Manufacturing 101: What is Vacuum Impregnation & Porous Casting?
Just like all new discoveries, there are always kinks to work out before it can be presented as an effective solution for customers to buy.
That same logic goes for metal casting. Ever since the industry-changing discovery was made, casting porosity has been a problem. Why? Because metal is a hard and sound structure but has a sponge-like internal sector making it porous.
Porosity comes in three forms: through, totally enclosed, or blind. Through porosity stretches all the way through a metal part’s wall of thickness. Totally enclosed porosity is completely isolated within a metal part’s wall thickness. Blind porosity is only connected to one side of a metal part’s wall. It’s not until these castings are machined that the blind and the totally enclosed porosities are opened up, becoming continuous porosity, giving way for leaks.

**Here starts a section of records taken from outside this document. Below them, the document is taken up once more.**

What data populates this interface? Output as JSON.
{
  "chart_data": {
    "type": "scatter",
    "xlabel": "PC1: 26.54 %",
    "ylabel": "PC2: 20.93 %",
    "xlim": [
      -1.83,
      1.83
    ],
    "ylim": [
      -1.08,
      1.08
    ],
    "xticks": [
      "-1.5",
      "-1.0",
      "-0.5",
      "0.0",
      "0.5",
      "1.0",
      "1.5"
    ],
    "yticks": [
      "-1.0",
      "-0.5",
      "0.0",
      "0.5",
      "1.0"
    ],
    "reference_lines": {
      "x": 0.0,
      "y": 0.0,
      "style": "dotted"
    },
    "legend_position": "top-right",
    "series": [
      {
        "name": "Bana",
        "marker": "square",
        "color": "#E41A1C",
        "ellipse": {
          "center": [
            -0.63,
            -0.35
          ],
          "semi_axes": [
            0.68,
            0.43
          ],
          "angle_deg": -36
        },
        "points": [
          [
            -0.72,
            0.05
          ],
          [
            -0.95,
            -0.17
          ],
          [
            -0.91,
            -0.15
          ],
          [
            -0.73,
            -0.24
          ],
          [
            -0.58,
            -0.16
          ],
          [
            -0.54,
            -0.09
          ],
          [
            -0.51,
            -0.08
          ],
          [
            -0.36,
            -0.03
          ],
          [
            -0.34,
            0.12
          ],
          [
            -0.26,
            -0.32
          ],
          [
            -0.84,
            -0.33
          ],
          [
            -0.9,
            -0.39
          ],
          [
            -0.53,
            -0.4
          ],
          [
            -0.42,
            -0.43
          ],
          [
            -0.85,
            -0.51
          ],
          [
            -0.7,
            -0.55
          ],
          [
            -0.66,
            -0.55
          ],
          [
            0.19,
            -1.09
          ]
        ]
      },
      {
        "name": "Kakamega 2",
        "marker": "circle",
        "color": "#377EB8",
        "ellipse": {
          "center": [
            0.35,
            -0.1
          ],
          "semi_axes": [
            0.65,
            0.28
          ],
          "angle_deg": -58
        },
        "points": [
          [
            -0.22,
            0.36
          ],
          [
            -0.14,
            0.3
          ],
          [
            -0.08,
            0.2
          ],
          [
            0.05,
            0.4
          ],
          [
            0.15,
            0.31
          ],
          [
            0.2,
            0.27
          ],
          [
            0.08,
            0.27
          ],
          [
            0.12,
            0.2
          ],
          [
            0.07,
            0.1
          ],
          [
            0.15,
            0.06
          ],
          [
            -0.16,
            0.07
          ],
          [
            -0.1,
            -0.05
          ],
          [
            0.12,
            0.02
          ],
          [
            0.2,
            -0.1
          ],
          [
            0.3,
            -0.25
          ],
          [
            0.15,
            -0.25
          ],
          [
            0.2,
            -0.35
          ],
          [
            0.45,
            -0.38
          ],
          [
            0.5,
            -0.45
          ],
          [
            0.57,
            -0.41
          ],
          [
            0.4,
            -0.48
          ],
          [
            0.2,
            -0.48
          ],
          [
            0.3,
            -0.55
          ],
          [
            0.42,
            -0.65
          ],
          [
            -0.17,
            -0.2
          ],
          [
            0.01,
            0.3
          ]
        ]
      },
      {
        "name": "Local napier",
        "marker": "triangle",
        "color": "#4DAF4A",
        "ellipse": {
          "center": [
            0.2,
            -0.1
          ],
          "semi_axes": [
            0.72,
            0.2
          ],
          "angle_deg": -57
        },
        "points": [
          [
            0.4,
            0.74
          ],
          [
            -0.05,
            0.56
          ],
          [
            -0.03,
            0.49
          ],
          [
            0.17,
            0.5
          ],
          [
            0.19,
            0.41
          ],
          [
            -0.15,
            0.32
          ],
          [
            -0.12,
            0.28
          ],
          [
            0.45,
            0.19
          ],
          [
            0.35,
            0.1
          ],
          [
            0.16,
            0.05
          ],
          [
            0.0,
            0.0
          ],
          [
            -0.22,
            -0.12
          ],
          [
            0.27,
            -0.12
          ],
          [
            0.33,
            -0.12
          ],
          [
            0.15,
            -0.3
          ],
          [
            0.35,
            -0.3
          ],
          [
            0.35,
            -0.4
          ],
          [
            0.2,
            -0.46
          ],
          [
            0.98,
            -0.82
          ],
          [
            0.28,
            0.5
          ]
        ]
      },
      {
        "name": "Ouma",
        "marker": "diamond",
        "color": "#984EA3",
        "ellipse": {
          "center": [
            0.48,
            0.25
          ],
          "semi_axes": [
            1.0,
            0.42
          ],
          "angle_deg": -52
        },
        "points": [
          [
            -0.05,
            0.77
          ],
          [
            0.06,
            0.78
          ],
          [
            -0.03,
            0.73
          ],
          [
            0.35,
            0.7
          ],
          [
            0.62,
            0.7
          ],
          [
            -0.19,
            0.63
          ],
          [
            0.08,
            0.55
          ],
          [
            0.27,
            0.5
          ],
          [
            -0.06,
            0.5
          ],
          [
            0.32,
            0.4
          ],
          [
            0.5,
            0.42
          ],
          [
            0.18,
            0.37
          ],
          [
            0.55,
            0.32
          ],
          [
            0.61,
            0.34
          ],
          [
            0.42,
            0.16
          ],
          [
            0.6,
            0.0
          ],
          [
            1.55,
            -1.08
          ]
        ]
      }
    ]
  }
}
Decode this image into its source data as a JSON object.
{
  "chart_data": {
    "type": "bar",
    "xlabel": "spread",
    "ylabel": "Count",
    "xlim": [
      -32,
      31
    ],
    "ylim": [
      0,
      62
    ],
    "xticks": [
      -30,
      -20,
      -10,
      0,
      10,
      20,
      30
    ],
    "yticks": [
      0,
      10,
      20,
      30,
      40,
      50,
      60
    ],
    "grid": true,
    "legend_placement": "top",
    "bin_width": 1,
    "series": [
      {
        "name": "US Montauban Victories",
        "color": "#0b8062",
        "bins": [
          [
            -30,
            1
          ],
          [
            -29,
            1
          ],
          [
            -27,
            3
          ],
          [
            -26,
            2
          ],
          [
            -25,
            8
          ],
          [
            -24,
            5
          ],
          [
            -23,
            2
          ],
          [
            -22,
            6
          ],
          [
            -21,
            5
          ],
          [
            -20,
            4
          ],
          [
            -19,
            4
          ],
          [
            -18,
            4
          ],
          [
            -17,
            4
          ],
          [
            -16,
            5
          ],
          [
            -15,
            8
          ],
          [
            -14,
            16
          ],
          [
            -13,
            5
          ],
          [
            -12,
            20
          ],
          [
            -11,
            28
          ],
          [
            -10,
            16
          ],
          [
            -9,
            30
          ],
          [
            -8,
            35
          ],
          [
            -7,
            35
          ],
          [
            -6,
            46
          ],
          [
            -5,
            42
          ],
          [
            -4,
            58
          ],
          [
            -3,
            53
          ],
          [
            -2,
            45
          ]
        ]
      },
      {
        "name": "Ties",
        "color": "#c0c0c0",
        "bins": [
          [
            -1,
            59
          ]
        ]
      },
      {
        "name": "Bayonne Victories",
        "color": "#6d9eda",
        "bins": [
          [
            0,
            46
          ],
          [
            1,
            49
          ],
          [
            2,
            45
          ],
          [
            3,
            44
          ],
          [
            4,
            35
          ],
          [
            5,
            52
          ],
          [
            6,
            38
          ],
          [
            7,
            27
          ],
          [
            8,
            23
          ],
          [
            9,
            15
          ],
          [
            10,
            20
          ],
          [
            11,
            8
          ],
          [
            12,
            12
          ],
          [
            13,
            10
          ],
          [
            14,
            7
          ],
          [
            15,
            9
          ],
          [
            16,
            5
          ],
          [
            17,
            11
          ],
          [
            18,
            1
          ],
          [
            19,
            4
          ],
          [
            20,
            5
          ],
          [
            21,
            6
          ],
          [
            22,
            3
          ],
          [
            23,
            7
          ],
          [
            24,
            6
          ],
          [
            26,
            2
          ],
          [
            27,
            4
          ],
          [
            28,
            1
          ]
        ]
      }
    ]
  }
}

The thing about porous castings is that it can be caused by a wide variety of things. Whether it’s caused by internal shrinkage or cavitation, it’s something that’s bound to happen at some point because it can be found in any type of metal part or metal casting. Because of that, it’s important to find solutions that can solve that problem.
Attempts of Porous Casting Solutions: A Quick Overview
Rarely do you ever get things right on the first try, so you have to keep trying different methods in order to find the right solution… that’s pretty much the whole basis of trial and error. With porous casting solutions, there have been several attempts and methods used to fill casting porosity openings, especially in metal parts that were designed for holding gas or liquids under pressure.
Sodium silicate was actually one of the first materials used for impregnation… which also began the process of trial and error; today, it might be looked at as generative design. Along with sodium silicate, these other materials were used but ultimately resulted in failure:
- Tung oil
- Linseed oil
- Pitch gum
But even with all the failed attempts, there was still light at the end of the tunnel. After WWII, thermosetting plastics were used as impregnates and quickly became the most effective and economical way to seal porosity in metal castings. Thermosetting plastics worked great in this area because it could withstand prolonged heat in various temperatures and still maintain its strength and shape, according to recycledplastic.com. It was especially effective when combined with impregnation technology like vacuum pressure impregnation.
What is Vacuum Impregnation?
Vacuum impregnation is the process of sealing of leaks that are usually the result of porosity found in metal castings and powdered metal parts. When the impregnating sealant is a liquid, it fills the openings in the metal casting using vacuum and pressure. The sealant will then be solidified within the voids of the metal part allowing it to be pressure tight.
Why Vacuum Impregnation is Your Pressure Tight Solution
It’s known that vacuum impregnation seals parts for pressure applications but it also works wonders on plating and metal finishes, which also extends its tool life. When castings have blind porosity areas, and even continuous porosity areas, if impregnation happens before that casting is plated or painted, its final surface is protected from blistering and bleedout.
In addition to that, vacuum impregnation just enhances a part’s overall quality. It’s a known fact that casting porosity causes leakage problems. Because of that, various testing and inspections are customary to help filter and sort out the bad parts, so to say, while the good parts are sent out for production.
The funny thing about theses so-called good parts is that they’re actually just as porous as the bad ones… it’s just that the porosity is blind and it’s not fully interconnected. Whether it’s stress or thermal/mechanical shock, either can break the membrane that keeps the blind porosity from being continuous. With impregnation, porosity is filled from both sides to prevent leaks, even if the membrane is broken… That’s why and how it enhances the overall quality of any metal part.